3. fdisk , this is the utility to show all your hard-disk partitions.

Procedure :

1. Boot into the Live CD.
2. Open up a terminal.
3. Type :
sudo grub
4. Then:
find /boot/grub/menu.lst

5. This will get you an output of the location/s where you have your GRUB configuration files. You may get multiple locations, if you have multiple Ubuntus installed; in that case select the most recent one.Let it be /dev/sda7.
6. Type (assuming /dev/sda7 as your output) :
root (hd0,6) (Take care of the spaces)
7. Next:
setup (hd0) ( If you want to install GRUB on your secondary hard-disk, the use hd1..and so on)
8. Exit GRUB :

This procedure will let you boot into Ubuntu now, but “in most cases” you would be unable to boot into Windows, because the file the location of windows in the GRUB configuration file has now changed. You just need to tell GRUB about the new location of Windows.
To do this, type in the terminal :
sudo fdisk -l (see Troubleshooting section, if it doesnt work)
Locate the Windows partition. Let it be /dev/sda9.

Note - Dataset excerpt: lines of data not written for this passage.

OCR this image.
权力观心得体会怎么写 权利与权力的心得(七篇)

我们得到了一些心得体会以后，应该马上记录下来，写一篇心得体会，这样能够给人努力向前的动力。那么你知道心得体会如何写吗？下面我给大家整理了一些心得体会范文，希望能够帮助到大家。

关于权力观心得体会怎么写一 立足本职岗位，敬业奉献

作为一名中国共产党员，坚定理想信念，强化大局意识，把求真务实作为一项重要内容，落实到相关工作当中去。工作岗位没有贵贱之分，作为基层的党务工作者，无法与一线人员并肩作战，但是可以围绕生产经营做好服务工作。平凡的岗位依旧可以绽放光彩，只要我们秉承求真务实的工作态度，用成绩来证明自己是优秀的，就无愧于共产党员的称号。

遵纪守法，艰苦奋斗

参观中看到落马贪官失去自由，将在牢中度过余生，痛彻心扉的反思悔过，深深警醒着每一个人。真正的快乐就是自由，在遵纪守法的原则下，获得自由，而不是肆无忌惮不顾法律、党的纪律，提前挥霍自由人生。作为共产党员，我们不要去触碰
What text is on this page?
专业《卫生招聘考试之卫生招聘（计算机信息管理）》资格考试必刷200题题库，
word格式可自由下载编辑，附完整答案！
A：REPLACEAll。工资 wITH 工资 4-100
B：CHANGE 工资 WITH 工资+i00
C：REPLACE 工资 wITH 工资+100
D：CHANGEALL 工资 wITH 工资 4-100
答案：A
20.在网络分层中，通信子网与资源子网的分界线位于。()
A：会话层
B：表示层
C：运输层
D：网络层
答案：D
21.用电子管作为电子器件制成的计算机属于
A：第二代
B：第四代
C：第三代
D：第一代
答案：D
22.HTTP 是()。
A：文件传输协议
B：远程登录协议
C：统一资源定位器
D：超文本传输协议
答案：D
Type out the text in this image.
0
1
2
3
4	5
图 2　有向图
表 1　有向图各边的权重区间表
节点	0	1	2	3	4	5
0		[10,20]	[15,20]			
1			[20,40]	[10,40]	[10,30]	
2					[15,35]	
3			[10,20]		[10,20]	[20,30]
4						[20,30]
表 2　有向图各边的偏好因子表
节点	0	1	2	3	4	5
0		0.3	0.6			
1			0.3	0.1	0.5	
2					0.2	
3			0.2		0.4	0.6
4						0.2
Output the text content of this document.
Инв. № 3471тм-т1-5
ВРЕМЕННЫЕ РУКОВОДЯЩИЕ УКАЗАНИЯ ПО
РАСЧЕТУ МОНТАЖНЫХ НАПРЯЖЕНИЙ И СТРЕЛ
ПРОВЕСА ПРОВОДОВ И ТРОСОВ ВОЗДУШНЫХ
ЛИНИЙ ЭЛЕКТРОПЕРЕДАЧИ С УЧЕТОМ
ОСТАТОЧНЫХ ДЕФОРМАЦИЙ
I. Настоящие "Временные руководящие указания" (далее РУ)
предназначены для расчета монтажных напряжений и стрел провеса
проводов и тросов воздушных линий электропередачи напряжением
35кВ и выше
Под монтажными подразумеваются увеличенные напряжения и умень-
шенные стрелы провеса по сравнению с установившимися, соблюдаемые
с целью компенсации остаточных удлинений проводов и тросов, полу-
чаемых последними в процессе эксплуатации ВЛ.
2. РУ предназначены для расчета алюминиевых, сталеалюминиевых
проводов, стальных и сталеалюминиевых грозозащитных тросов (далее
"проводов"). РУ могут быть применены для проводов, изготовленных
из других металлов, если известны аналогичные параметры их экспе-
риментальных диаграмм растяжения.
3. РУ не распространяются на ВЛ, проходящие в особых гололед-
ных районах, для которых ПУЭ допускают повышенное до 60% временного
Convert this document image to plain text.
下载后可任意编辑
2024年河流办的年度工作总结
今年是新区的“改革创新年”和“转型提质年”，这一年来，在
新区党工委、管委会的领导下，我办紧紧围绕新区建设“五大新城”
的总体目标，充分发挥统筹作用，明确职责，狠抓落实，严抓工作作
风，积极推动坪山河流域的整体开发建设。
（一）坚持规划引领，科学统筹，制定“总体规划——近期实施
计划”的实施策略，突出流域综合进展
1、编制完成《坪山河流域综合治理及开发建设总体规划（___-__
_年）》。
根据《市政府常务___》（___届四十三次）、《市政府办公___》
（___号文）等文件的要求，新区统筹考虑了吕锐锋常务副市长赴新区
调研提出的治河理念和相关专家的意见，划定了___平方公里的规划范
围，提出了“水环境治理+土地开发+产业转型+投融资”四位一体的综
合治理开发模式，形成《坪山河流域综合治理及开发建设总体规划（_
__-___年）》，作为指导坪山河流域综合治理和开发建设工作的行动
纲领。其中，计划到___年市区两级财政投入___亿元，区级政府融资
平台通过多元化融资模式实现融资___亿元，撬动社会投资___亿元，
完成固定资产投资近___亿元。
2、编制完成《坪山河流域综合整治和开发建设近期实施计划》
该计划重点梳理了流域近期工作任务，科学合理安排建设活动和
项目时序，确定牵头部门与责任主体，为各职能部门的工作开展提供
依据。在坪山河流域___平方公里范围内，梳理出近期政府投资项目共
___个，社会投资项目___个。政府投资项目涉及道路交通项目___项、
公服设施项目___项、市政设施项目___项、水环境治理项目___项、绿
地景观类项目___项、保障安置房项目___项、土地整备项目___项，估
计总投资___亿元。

Next you have to edit the GRUB configuration files. Look for your Ubuntu partition (in Places -> Computer)and mount it (just double click over the Ubuntu partition). In case you have made a seperate /boot during ubuntu install, you should similarly mount the /boot partition instead of / .
Look into the /boot folder, and navigate to the grub folder, then menu.lst file.
You now know the location of this file ; so open this file from the terminal as root (use sudo).

When you open this file, look for the Windows portion (probably at the end of the file). Now your Windows partition (as i have supposed) is /dev/sda9 , so edit the Windows partition number from /dev/whatever to /dev/sda9.
Since we know GRUB counts from 0 (see General Concepts 1), we have to number our partition as (hd0,8) and NOT (hd0,9).

title Microsoft Windows NT/98/95 and MS-DOS
root (hd0,whatever)
# rootnoverify (hd0,0)
chainloader +1

to :

title Microsoft Windows NT/98/95 and MS-DOS
root (hd0,8)
# rootnoverify (hd0,0)
chainloader +1

Now you can access your Ubuntu as well as Windows partition from the GRUB menu.